In een statusdiagram of activiteit-diagram geeft een initiële status de status van een object weer voordat eventuele gebeurtenissen in het diagram hierop hebben gereageerd.
Een overgang van de initiële status is meestal niet gelabeld en vertegenwoordigt elke overgang naar de omsluitstatus. De uitzondering is het geval van een statuscomputer op het hoogste niveau wanneer de overgang is gelabeld met de gebeurtenis waarmee het object wordt gemaakt.
Een statusdiagram kan slechts één eerste status hebben, maar een activiteitsdiagram kan meerdere beginstatussen hebben.
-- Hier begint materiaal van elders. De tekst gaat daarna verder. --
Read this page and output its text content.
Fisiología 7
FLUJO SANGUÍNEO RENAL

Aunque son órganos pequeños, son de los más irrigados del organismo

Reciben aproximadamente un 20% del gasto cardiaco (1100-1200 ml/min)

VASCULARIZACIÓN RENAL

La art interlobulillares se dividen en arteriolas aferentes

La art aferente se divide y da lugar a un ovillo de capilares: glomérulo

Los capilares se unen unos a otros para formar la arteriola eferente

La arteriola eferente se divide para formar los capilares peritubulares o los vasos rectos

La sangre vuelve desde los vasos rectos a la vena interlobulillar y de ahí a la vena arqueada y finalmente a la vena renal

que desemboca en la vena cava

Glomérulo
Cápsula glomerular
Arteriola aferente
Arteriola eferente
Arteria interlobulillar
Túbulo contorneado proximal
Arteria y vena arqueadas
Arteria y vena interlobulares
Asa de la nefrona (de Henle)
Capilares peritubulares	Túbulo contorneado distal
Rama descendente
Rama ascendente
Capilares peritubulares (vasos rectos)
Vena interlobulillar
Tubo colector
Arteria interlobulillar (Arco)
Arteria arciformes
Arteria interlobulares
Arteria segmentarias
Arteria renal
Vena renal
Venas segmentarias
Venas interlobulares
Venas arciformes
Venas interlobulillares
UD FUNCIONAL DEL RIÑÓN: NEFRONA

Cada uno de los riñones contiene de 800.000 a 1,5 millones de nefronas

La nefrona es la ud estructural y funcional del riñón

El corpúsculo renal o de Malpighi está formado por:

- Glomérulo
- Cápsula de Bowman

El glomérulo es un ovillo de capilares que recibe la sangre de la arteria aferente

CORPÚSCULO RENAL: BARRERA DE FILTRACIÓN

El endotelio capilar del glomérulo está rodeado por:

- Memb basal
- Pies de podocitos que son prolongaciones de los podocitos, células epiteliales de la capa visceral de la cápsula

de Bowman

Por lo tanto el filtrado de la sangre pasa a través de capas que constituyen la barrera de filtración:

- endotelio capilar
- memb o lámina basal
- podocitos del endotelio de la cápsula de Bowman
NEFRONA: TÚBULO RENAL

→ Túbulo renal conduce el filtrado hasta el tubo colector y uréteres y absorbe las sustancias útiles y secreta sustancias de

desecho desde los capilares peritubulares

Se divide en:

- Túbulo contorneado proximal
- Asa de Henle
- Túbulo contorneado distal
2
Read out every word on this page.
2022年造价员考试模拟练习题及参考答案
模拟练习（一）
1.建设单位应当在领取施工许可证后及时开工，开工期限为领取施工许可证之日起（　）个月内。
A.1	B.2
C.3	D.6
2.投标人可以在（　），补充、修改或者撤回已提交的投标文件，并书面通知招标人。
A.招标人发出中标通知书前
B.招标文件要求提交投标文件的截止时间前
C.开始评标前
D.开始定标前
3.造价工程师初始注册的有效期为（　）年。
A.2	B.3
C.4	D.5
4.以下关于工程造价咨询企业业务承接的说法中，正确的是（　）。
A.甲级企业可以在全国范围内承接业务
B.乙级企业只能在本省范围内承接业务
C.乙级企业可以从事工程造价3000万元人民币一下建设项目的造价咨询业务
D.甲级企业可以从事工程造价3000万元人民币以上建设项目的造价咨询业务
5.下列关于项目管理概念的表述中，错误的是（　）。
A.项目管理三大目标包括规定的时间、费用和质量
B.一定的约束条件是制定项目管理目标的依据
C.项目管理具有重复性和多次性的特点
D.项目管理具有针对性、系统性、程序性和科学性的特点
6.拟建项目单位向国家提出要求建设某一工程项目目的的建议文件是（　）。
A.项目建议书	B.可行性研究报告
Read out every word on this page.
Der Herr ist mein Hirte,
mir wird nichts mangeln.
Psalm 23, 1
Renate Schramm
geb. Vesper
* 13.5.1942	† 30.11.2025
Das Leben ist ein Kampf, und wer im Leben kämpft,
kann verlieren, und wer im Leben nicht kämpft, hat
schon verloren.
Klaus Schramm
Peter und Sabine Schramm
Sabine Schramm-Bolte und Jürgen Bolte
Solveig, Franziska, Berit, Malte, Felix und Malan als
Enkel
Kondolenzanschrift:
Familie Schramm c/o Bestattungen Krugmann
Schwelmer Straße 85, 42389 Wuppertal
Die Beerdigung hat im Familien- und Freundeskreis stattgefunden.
Geef een naam aan de shape Beginstatus en voeg andere eigenschapswaarden toe
Open het dialoogvenster UML-eigenschappen van het element door te dubbelklikken op het pictogram dat het element vertegenwoordigt in de structuurweergave of de vorm die het element in een diagram vertegenwoordigt.
Tip
Bepaal welke eigenschapswaarden op een shape in een diagram worden weergegeven door met de rechtermuisknop op de shape te klikken en vervolgens op Opties voor vormweergave te klikken. Selecteer in het dialoogvenster Weergaveopties voor UML-vorm de opties om eigenschapswaarden weer te geven of te verbergen.